From that night on I began having resentful sorts of thoughts and feelings about Ana Eva. I grew short with her, and she must have realized that I was often bored. I felt the depression that had more or less constantly accompanied me since Aura died descending again, but now it felt heavier, murkier, with a whole charged atmosphere that went right through my skin and corroded my nerve endings. One evening Ana Eva and I were in the kitchen talking, and I realized someone had left a bottle of poison out on the counter, a bottle that looked like it was mezcal but that held poison, and couldn’t have been more clearly marked anyway, with the word
VENENO
and black skulls on it, and I said, This shouldn’t be left out on the counter, and I picked up the bottle and put it away in a cabinet. Ana Eva asked, Why are you putting the grapefruit juice away in the cabinet? I heard what she said, realized it was a carton of grapefruit juice as soon as she spoke and that I was indeed putting it away in a cabinet instead of in the refrigerator, but when I looked at her it was as if she were far away and in some other room behind a wall of smoked glass and I said, with a sense of futilely pushing words out into some too gelatinous atmosphere, Because it’s poison, Ana Eva. I think that was when they began, those diffuse daytime hallucinations, my eyes open and able to register who and what was around me, my ears hearing what anyone was saying, but somehow I was also dreaming at the same time, dream images spilling into the day like crude oil from a sunken tanker. One night we went to a movie, a story about teenaged runaway lovers. At the end the girl dies, and it’s the boy’s fault; the girl is in the back of the ambulance, her white dress covered in blood, her soft round cheeks, life slowly fading from her eyes, and I began to shake all over, I was muttering and then almost shouting,
No, no! Don’t! NO!
I stood up and staggered down the aisle, biting the heel of my hand and crying, Ana Eva trailing me, holding on to me though I kept walking, pulling her along, and didn’t stop, didn’t say a word until finally I found
myself sitting alone at the downstairs bar in Rexo with five drained mezcal shots lined up in front of me, staring out the window at Avenida Nuevo Leon, devoid of traffic, green-tinged by the street lamps, four streets feeding into it at different angles, one of Mexico City’s deadliest traffic intersections taking the night off,
the haunted intersection
. A few years before, my friend Yunior, visiting from New York, had stood looking across the street at the corner Rexo is on and the grimy curb in front of it and said, Someone died there once, and I’d known instantly that he was right.
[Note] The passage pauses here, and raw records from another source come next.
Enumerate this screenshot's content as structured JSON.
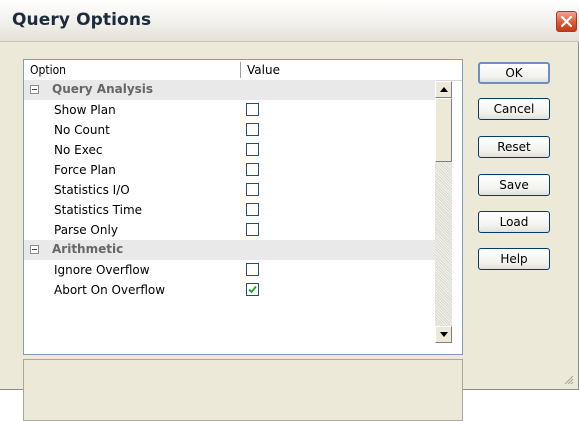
{
  "window": {
    "title": "Query Options"
  },
  "grid": {
    "columns": [
      "Option",
      "Value"
    ],
    "rows": [
      {
        "type": "category",
        "label": "Query Analysis",
        "expanded": true
      },
      {
        "type": "option",
        "label": "Show Plan",
        "checked": false
      },
      {
        "type": "option",
        "label": "No Count",
        "checked": false
      },
      {
        "type": "option",
        "label": "No Exec",
        "checked": false
      },
      {
        "type": "option",
        "label": "Force Plan",
        "checked": false
      },
      {
        "type": "option",
        "label": "Statistics I/O",
        "checked": false
      },
      {
        "type": "option",
        "label": "Statistics Time",
        "checked": false
      },
      {
        "type": "option",
        "label": "Parse Only",
        "checked": false
      },
      {
        "type": "category",
        "label": "Arithmetic",
        "expanded": true
      },
      {
        "type": "option",
        "label": "Ignore Overflow",
        "checked": false
      },
      {
        "type": "option",
        "label": "Abort On Overflow",
        "checked": true
      }
    ]
  },
  "buttons": {
    "ok": "OK",
    "cancel": "Cancel",
    "reset": "Reset",
    "save": "Save",
    "load": "Load",
    "help": "Help"
  },
  "description": "",
  "colors": {
    "dialog_bg": "#ece9d8",
    "category_bg": "#e9e9e9",
    "checkbox_border": "#1c5180",
    "check_mark": "#21a121",
    "close_button": "#d7542f"
  }
}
The adrenaline and panic triggered by the movie’s ending had finally drained out of me, replaced by an alcohol-soothed emptiness and a loneliness that felt like forever. I stared through the bar window out at the glowing pavement of the mostly deserted avenue and thought, This is never going to end. But the bar was on Houston Street, not in Mexico, and they were tequila shots and Ana Eva was sitting silently on a bar stool, half asleep, beside me.